What is ‘Human Givens’?
11 Oct 2023
Human Givens is a psychotherapeutic approach which asserts that every human being shares a common biological inheritance of physical and emotional needs.
These needs have evolved over millennia and are now programmed into our genetic make-up. They are the driving force behind our ability to successfully respond and adapt to our environment.
As well as these needs, of which there are nine, nature also gives us a set of innate resources. The Human Givens theory maintains that we seek to fulfil our needs through the way we interact with our environment and that we use the resources given to us by nature to achieve that. It is only when our physical or emotional needs are not being met, or when our resources are being incorrectly used, that we suffer distress.
This understanding had led to improvements in mental health care, from general mental and emotional well-being to the treatment of more severe anxiety disorders, addictions and depression.
And just in case you were wondering, it is because we are all born with these needs and resources that they are called ‘givens’. I think of them more as ‘gifts’. When our needs are not being adequately met, our emotions helpfully point this out to us which is the cue for us to reach into our box of resources to re-establish balance and order in our lives.
Our ‘given’ physical needs
Without physical needs such as air, water, adequate nutrition and sleep we would quickly die. We also need shelter and safety in which to raise our young. In addition, however, we need the freedom to stimulate our senses and exercise our muscles.
These physical needs are intimately bound up with our emotional needs which form the main focus of Human Givens psychology.
Our ‘given’ emotional needs
Nature has given us our emotional needs to help us connect with our environment and the people in it, and to survive. When we experience an emotion, we experience a distinctive psycho-biological state that drives us to take action.
Should, however, we be unable to take the required action with the result that our emotional needs are not met, biology sees to it that we suffer mentally and or physically. That suffering may be expressed as anger, anxiety, depression, OCD, over- or under-eating or in some other way.
These behaviours are just a sign that things are not quite right back at ‘base’. It’s our bodies trying to communicate with us so that our needs can be appropriately met.

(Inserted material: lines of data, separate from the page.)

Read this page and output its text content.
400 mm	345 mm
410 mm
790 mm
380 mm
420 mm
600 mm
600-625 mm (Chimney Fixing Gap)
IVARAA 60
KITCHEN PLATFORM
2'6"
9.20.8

People whose emotional needs are met in a balanced way do not suffer mental health problems
There is widespread agreement amongst psychologists as to the nature of our emotional needs. These include:
Security – a stable home life, safe place to live and an environment which allows us to develop fully;
Attention (both giving and receiving it – even to/ from a pet);
Emotional connection to others – through friendship, fun, love and intimacy; knowing that at least one other person accepts us without judgement for who we are;
Sense of autonomy and control – making responsible choices;
Social belonging and feeling part of a wider community;
Sense of status and importance – within the family, work, social group, community;
Sense of competence and achievement – through maturity, learning and the application of skills;
Privacy – the opportunity to reflect and consolidate experience;
Meaning and purpose – which come from being stretched in what we think and do.
Our ‘given’ resources
The resources nature gave us to help us meet our needs include:
The ability to develop complex long-term memory, which enables us to add to our innate knowledge and learn
The ability to build rapport, empathise and connect with others
Imagination, which enables us to focus our attention away from our emotions, use language and problem-solve more creatively and objectively
Emotions and instincts
A conscious, rational mind that can check out our emotions, question, analyse and plan
The ability to ‘know’ – that is, understand the world unconsciously through metaphorical pattern matching
An observing self – that part of us that can step back, be more objective and aware of itself as a unique centre of awareness, apart from intellect, emotion and conditioning
A dreaming brain that preserves the integrity of our genetic inheritance every night by metaphorically defusing expectations held in the autonomic arousal system (because they were not acted out the previous day).
These needs and tools together make up the Human Givens and it is the way those needs are met, and the way we use the resources that nature has given us, that determine our physical, mental and moral health.